Les scrutins des 14 et 28 mai prochains placent le pays devant un choix de civilisation.
Cent ans après la fondation de la République par Mustafa Kemal Atatürk, la Turquie s’apprête à connaître, les 14 et 28 mai – en cas de second tour – , une élection présidentielle historique. Elle ne constitue pas seulement un référendum sur Recep Tayyip Erdogan. Elle place la Turquie devant un choix de civilisation : soit le basculement définitif vers une forme de pouvoir à vie, un régime autoritaire inspiré de la Russie de Vladimir Poutine, ainsi que vers une alliance de plus en plus resserrée avec les empires chinois et russe ; soit le retour à la démocratie avec le rétablissement de l’État de droit et des libertés fondamentales, l’indépendance de la justice et des médias, la neutralité de l’enseignement, l’ouverture à l’Occident. À bien des égards, la Turquie de 2023 se trouve dans une situation comparable à celle de l’Allemagne de 1933.

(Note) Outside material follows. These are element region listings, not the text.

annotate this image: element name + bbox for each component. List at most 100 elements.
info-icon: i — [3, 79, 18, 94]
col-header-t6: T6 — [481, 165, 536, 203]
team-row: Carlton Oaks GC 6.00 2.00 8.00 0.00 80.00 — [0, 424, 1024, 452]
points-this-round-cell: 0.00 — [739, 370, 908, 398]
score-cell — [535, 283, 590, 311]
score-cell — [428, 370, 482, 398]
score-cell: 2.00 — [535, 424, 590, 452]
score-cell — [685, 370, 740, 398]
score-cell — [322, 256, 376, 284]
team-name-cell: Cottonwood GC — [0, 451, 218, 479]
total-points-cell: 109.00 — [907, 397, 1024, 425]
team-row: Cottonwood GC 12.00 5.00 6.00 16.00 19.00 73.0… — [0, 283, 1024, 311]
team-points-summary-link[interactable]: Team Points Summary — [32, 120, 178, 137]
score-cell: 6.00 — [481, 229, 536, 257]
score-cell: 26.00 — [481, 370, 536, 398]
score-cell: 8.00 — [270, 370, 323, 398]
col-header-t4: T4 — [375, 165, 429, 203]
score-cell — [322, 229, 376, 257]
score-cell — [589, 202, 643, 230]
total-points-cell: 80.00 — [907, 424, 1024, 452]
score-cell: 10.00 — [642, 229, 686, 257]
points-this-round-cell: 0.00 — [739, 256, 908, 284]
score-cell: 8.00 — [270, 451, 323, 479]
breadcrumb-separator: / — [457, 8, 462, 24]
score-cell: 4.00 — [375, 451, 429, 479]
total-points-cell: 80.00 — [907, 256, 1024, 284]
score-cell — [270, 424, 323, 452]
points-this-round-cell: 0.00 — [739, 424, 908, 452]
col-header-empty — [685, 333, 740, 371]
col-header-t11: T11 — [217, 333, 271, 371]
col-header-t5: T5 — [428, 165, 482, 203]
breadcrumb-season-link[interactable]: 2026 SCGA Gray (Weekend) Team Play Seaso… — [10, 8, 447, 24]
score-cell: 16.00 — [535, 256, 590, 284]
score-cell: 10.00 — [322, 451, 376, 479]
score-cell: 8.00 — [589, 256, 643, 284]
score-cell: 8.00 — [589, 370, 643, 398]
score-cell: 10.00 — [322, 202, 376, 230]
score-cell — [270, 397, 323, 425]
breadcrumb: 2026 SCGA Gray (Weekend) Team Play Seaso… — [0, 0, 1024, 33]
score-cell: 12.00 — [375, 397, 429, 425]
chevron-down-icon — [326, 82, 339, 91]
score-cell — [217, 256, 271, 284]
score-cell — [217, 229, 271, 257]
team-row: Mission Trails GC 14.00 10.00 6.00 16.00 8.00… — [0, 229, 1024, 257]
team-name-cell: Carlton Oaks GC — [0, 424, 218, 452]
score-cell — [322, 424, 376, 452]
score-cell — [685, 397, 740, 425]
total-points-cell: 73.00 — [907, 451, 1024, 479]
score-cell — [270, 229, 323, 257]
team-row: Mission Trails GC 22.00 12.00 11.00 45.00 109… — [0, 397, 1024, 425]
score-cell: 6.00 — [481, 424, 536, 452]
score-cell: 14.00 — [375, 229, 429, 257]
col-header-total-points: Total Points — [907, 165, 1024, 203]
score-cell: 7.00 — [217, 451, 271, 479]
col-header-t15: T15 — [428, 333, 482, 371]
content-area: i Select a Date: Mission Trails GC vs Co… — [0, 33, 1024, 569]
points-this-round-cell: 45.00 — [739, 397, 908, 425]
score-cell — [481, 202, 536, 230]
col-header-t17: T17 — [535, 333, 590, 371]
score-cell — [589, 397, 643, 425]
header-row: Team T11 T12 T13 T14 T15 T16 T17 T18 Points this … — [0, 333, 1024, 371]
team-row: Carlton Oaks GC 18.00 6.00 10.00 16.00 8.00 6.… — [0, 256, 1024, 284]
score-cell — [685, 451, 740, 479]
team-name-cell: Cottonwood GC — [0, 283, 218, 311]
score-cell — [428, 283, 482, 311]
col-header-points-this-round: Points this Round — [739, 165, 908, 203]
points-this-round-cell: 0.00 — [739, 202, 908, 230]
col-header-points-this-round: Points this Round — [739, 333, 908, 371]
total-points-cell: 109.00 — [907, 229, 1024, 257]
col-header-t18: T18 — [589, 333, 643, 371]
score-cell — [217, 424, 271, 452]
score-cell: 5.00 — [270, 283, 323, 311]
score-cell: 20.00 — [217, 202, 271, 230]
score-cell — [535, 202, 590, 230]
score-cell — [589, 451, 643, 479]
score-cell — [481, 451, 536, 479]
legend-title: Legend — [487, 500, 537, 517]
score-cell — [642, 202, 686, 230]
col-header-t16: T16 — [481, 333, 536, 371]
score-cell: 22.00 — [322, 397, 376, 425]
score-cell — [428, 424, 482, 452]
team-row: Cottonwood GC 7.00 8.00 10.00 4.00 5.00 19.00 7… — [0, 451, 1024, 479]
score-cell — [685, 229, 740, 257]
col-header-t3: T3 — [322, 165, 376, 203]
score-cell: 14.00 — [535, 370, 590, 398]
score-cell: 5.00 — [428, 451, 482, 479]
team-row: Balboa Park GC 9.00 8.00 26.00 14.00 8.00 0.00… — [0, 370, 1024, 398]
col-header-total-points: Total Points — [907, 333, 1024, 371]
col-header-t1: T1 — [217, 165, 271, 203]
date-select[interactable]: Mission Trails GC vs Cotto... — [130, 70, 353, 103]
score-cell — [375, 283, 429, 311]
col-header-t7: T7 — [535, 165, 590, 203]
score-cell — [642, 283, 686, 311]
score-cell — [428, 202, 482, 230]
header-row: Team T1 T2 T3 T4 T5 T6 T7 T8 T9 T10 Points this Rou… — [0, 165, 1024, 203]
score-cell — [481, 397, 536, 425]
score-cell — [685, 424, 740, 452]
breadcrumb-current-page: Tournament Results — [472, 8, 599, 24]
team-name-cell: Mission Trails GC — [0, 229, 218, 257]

Recep Tayyip Erdogan est prêt à tout pour se maintenir au pouvoir. Il a dénaturé les institutions, corrompu l’État et instauré une terreur larvée, n’hésitant pas à emprisonner ses opposants ou les contraindre à l’exil, à purger la fonction publique et l’armée. Il a fait campagne en puisant largement dans les caisses d’un État exsangue, augmentant le traitement des fonctionnaires de 30 % et le salaire minimum de 200 % depuis décembre 2021, offrant le droit à une préretraite à plus de 2 millions de personnes. Il a instrumentalisé la politique étrangère en persécutant les Kurdes et les Arméniens pour faire diversion à ses échecs intérieurs.
Pourtant, pour la première fois depuis 2014, Recep Tayyip Erdogan peut être battu. Sa campagne est perturbée par son état de santé précaire, occulté pour entretenir le culte de la personnalité dont il fait l’objet. Il fait surtout face à une opposition structurée et déterminée, unie autour de Kemal Kiliçdaroglu, le « Gandhi turc » issu de la minorité alévie, homme intègre, économiste reconnu et personnalité respectée, qui dirige le parti kémaliste CHP. Kemal Kiliçdaroglu fait la course en tête et dispose d’une avance significative dans les sondages. Il devra cependant surmonter l’obstacle d’une loi électorale d’avril 2022 taillée sur mesure pour Recep Tayyip Erdogan et déjouer les risques de fraude. L’État AKP qui quadrille le pays et la société ne manquera notamment pas de manipuler le vote des 3,5 millions de personnes déplacées à la suite du tremblement de terre du 6 février.
L’espoir d’une victoire de Kemal Kiliçdaroglu et d’un sursaut démocratique reste réel. Il est entretenu par le bilan calamiteux de Recep Tayyip Erdogan.
La volonté du président Erdogan de favoriser la croissance à tout prix débouche sur une crise monétaire, financière et sociale d’une rare violence. L’inflation a été officiellement ramenée de 85 % à 50 %, mais dépasse en réalité 150 % par an. La paupérisation de la population galope, avec un chômage qui touche 23 % de la population active et une chute du revenu par tête de 12 600 à 7 500 dollars en dix ans. Le déficit de la balance courante (5 % du PIB) et la fuite des capitaux se sont emballés, provoquant l’effondrement de la livre qui a perdu plus de 70 % de sa valeur depuis un an, alors que la dette extérieure dépasse 460 milliards de dollars. La Turquie va donc droit au défaut financier, qu’elle n’a évité que par les prêts d’urgence qui lui ont été accordés par la Russie, l’Arabie saoudite et le Qatar pour voler au secours d’Erdogan.
Le séisme du 6 février, qui a provoqué plus de 50 000 morts, a fait la vérité sur l’inefficacité et la corruption de l’État AKP. La prise de contrôle de l’État par les religieux et sa corruption expliquent aussi la désorganisation totale des secours, qui ont abandonné les victimes et les réfugiés à eux-mêmes.
Enfin, Recep Tayyip Erdogan a utilisé la tentative manquée de coup d’État du 15 juillet 2016 pour liquider la démocratie et les institutions de l’État de droit.
Les 85 millions de Turcs sont soumis à l’arbitraire du reis et de son parti, qui ont suspendu les libertés publiques et établi leur mainmise sur l’économie, les médias et l’Université.